We picked MP3.com because it's a legitimate MP3 site, and it, in its short existence, has helped along thousands of independent artists. It also features a broad and varied selection, so if you don't dig the stuff we go after, you can go to your favorite genre and download something from that area. Many sites like MP3.com have sprung up, and lots are devoted to a single genre, so go out and have a look when we're done here.

There it is, the home page. Today we're feeling pretty good, so we'd better temper that with some Shoegazer music. Yes, "Shoegazer" is a genre, although we didn't know that until just recently. That rubric didn't exist when we were out buying music by pigeonholed outfits that are now considered "Shoegazer" bands. To be honest, we're still not quite sure what defines Shoegazer: We know, though, that it's not obtrusive-it's ethereal, even, and dreamy-and a melancholy pang surfaces time to time. The pang tickles Bob but good-he's got that thing where he sees his somber soul reflected in art, and he can't help but be happy, like a baby in a mirror.

Since we've done this before, we know we'll find Shoegazer somewhere in the Brit Pop section in the Alternative area, unless the site underwent a reorganization while we were away. Aha, right where we left it.

Now we're faced with a whole bunch of tracks, arranged in order of popularity. Just so you know what you're getting into, MP3.com gives you the option of playing the files before you download them. The way we generally do this is click the track title-this most often takes us to another page featuring the track we want to play and download, an artist biography, and other tracks by the artist. Scrolling through the list, we come across a track entitled "I Hate Paul Reiser" by a band called Poingly-odds are, this isn't Shoegazer, per se, as one might have to look up from his shoes to proclaim hatred for Paul Reiser, but judging from the title, it should delight us. We click the track to move into the bio area and begin playing the hi-fi version of "I Hate Paul Reiser," which does, in fact, delight us (see Figure 3).

Figure 3 Poingly's area on MP3.com features all kinds of information, from their influences to downloadable tracks.
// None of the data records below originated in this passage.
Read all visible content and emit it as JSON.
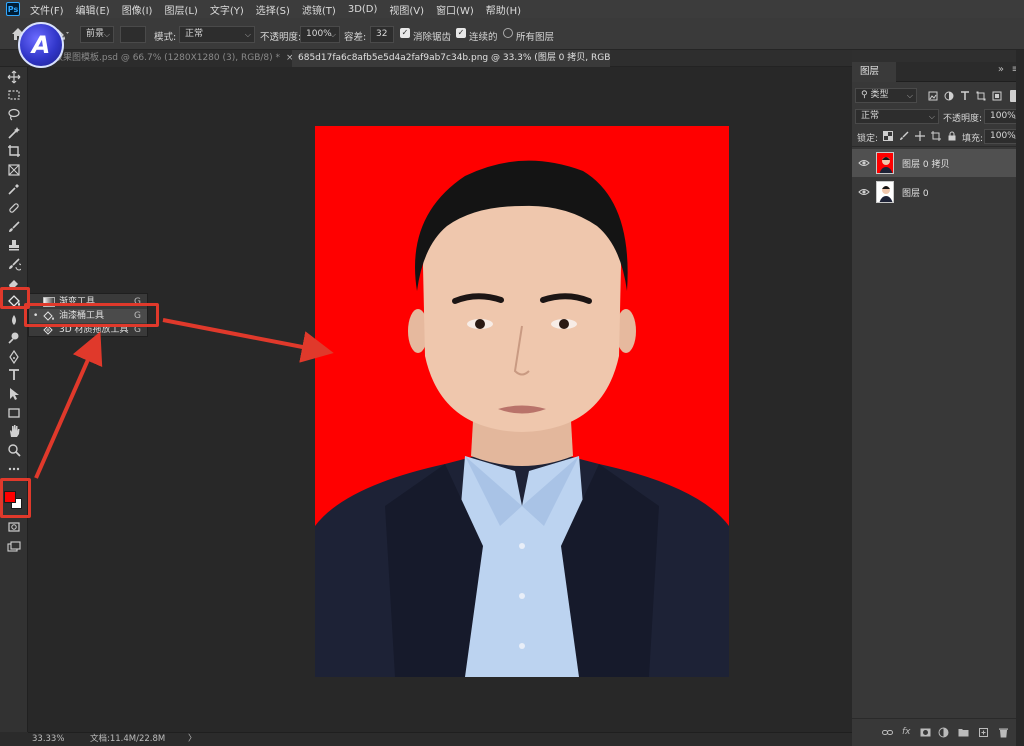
{
  "app": {
    "logo_text": "Ps",
    "badge_letter": "A",
    "menu": [
      "文件(F)",
      "编辑(E)",
      "图像(I)",
      "图层(L)",
      "文字(Y)",
      "选择(S)",
      "滤镜(T)",
      "3D(D)",
      "视图(V)",
      "窗口(W)",
      "帮助(H)"
    ]
  },
  "options": {
    "fill_source": "前景",
    "mode_label": "模式:",
    "mode_value": "正常",
    "opacity_label": "不透明度:",
    "opacity_value": "100%",
    "tolerance_label": "容差:",
    "tolerance_value": "32",
    "antialias_label": "消除锯齿",
    "antialias_checked": true,
    "contiguous_label": "连续的",
    "contiguous_checked": true,
    "all_layers_label": "所有图层",
    "all_layers_checked": false
  },
  "tabs": [
    {
      "label": "对比效果图模板.psd @ 66.7% (1280X1280 (3), RGB/8) *",
      "active": false
    },
    {
      "label": "685d17fa6c8afb5e5d4a2faf9ab7c34b.png @ 33.3% (图层 0 拷贝, RGB/8) *",
      "active": true
    }
  ],
  "tools": [
    "move-tool",
    "marquee-tool",
    "lasso-tool",
    "magic-wand-tool",
    "crop-tool",
    "frame-tool",
    "eyedropper-tool",
    "healing-brush-tool",
    "brush-tool",
    "stamp-tool",
    "history-brush-tool",
    "eraser-tool",
    "paint-bucket-tool",
    "blur-tool",
    "dodge-tool",
    "pen-tool",
    "type-tool",
    "path-selection-tool",
    "rectangle-tool",
    "hand-tool",
    "zoom-tool",
    "more-tools",
    "foreground-background-colors",
    "quick-mask",
    "screen-mode"
  ],
  "colors": {
    "foreground": "#ff0000",
    "background": "#ffffff",
    "document_background": "#ff0000",
    "annotation": "#e0392b"
  },
  "flyout": {
    "items": [
      {
        "label": "渐变工具",
        "key": "G",
        "active": false
      },
      {
        "label": "油漆桶工具",
        "key": "G",
        "active": true
      },
      {
        "label": "3D 材质拖放工具",
        "key": "G",
        "active": false
      }
    ]
  },
  "layers_panel": {
    "tab_label": "图层",
    "collapse_glyph": "»",
    "menu_glyph": "≡",
    "filter_kind": "类型",
    "blend_mode": "正常",
    "opacity_label": "不透明度:",
    "opacity_value": "100%",
    "lock_label": "锁定:",
    "fill_label": "填充:",
    "fill_value": "100%",
    "layers": [
      {
        "name": "图层 0 拷贝",
        "selected": true,
        "visible": true,
        "background": "#ff0000"
      },
      {
        "name": "图层 0",
        "selected": false,
        "visible": true,
        "background": "#ffffff"
      }
    ]
  },
  "status": {
    "zoom": "33.33%",
    "doc_info": "文档:11.4M/22.8M",
    "caret": "〉"
  }
}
If you can't play the file or save it to disk here, there are quick remedies. On a PC, get into you browser's Preferences area, and in the Applications area, find the file extension you're looking for (in this case, MP3 or MPEG Audio). Check the box next to "Always ask before doing anything with this kind of file." That should give you the option, whenever you click to download an MP3, to open the MP3 file or save it to your hard disk. If you're on a Mac, it's a little easier: If you want to play the MP3, click it. If you want to download it, hold down Ctrl and click the MP3. Press OK in the window that pops up to save it. Backing out of Poingly's area into the list area, we come across Mira, a cool Shoegazer outfit that we know got signed to the cool Projekt label. We go in and grab all the band's stuff-same way we grabbed Poingly's-and notice that Mira has an album coming out here shortly, which is handy knowledge, as we'll want to go buy that when it hits the shelves. Happy for Mira, we take our leave from MP3.com, comfortable in the knowledge that everything we've just done is not only completely legal but openly encouraged by the copyright holders themselves.


By the numbers

By default, the MP3s you acquire from sites such as MP3.com will be encoded to 128 kbps, or kilobits per second. That means, practically speaking, that one second of those MP3s will occupy about 128 kilobits (not kilobytes, mind you) of hard disk space. By comparison, one second of CD audio occupies about 1400 kilobits. That's the ultimate beauty of MP3: the compression method MP3 utilizes-this removal of Bird's breath-retains CD quality sound at a really low "bitrate" (that is, the number of bits constituting one second of audio) and saves us all that space on our hard disks. MP3 will only take you so far though. You can compress CD audio all the way on down to 32 kbps with MP3, but below 128 kbps, some important digits-stuff you would hear, unlike Bird's breath- must be removed to get the bitrate that low. The result doesn't sound so good, or as good as 128 kbps anyway. Conversely, a bitrate larger than 128 kbps may be of slightly higher fidelity, but the size of the MP3 will increase too.